HYPERSPECTRAL IMAGE-BASED WASTE MATERIAL DISCRIMINATION SYSTEM

20260011144 ยท 2026-01-08

Assignee

Inventors

Cpc classification

International classification

Abstract

The present invention relates to a hyperspectral image-based waste material discrimination system including: a hyperspectral data acquisition unit for acquiring hyperspectral data on a target object by determining an analysis region from a hyperspectral image of waste, acquired through a hyperspectral sensor; a semi-supervised learning processing model unit for generating integrated data by processing the hyperspectral data through a semi-supervised learning processing model; and a target object material discrimination unit for discriminating the material of the target object through a deep learning model on the basis of the integrated data.

Claims

1. A hyperspectral image-based waste material discrimination system, comprising: a hyperspectral data acquisition unit for acquiring hyperspectral data on a target object by determining an analysis region from a hyperspectral image of waste, acquired through a hyperspectral sensor; a semi-supervised learning processing model unit for generating integrated data by processing the hyperspectral data through a semi-supervised learning processing model; and a target object material discrimination unit for discriminating the material of the target object through a deep learning model on the basis of the integrated data.

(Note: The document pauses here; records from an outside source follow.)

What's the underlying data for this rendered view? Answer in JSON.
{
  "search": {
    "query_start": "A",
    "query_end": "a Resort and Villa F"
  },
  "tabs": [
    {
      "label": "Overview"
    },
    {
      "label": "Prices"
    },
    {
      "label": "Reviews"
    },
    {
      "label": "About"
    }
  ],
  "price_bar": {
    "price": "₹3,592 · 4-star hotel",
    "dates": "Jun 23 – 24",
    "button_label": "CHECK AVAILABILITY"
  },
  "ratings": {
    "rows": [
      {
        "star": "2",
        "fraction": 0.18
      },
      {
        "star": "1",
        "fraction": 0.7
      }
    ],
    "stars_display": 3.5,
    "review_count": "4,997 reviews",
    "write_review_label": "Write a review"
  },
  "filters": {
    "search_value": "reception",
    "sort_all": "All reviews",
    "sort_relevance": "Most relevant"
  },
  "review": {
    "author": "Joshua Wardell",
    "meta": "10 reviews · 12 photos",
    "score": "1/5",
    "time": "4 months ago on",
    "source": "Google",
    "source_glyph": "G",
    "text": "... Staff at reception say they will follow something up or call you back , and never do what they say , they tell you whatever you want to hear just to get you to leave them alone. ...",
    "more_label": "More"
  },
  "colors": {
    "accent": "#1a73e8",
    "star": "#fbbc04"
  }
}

2. The system of claim 1, wherein the hyperspectral data acquisition unit specifies the target object by considering locations of a vision camera and the hyperspectral sensor, and a moving speed and a moving distance of the waste on a conveyor belt, and determine the analysis region of the target object by excluding a portion in which the target object overlaps with other waste.

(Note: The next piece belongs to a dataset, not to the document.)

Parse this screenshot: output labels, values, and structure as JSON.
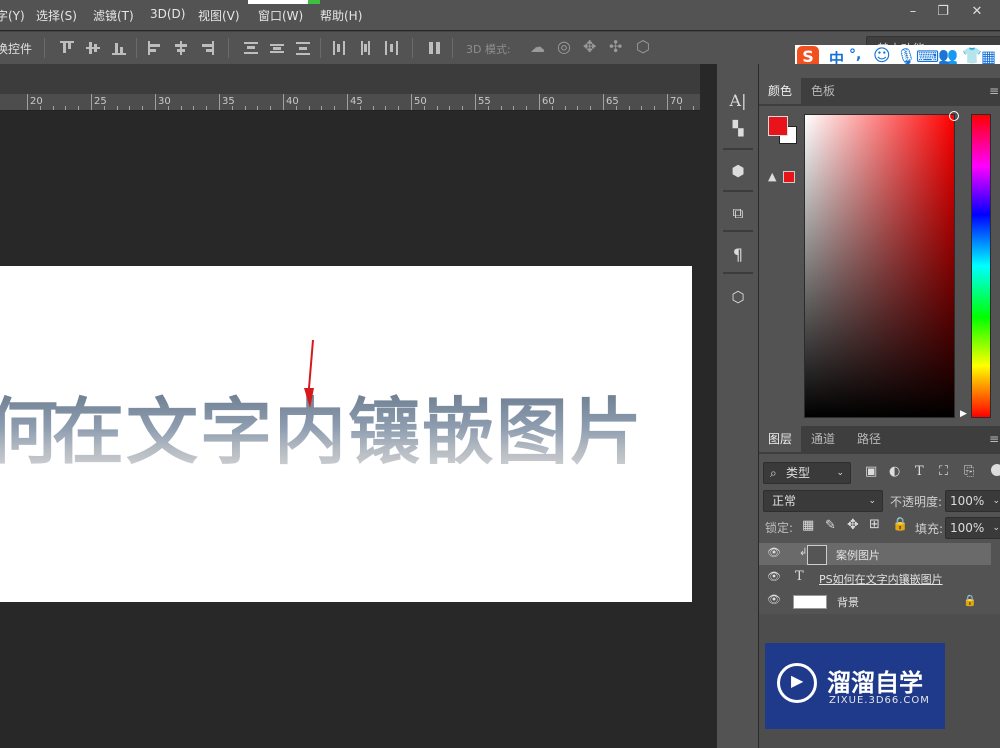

3. The system of claim 1, wherein the hyperspectral data comprises labeled data and unlabeled data, and wherein the semi-supervised learning processing model processes the labeled data and the unlabeled data through a principal component analysis network.

4. The system of claim 3, wherein the hyperspectral data comprises spatial information and spectral information; and wherein the semi-supervised learning processing model unit generates the integrated data by integrating respective results obtained after training each of the spatial information and the spectral information through the semi-supervised learning processing model.

5. The system of claim 3, wherein the deep learning model uses one or more of a convolutional neural network (CNN) and a recurrent neural network (RNN).

6. The system of claim 1, wherein the hyperspectral sensor uses near infrared (NIR) or shortwave infrared (SWIR) wavelengths.

Description

BRIEF DESCRIPTION OF THE DRAWINGS

[0022] FIG. 1 is a block diagram illustrating a hyperspectral image-based waste material discrimination system according to an embodiment of the present invention.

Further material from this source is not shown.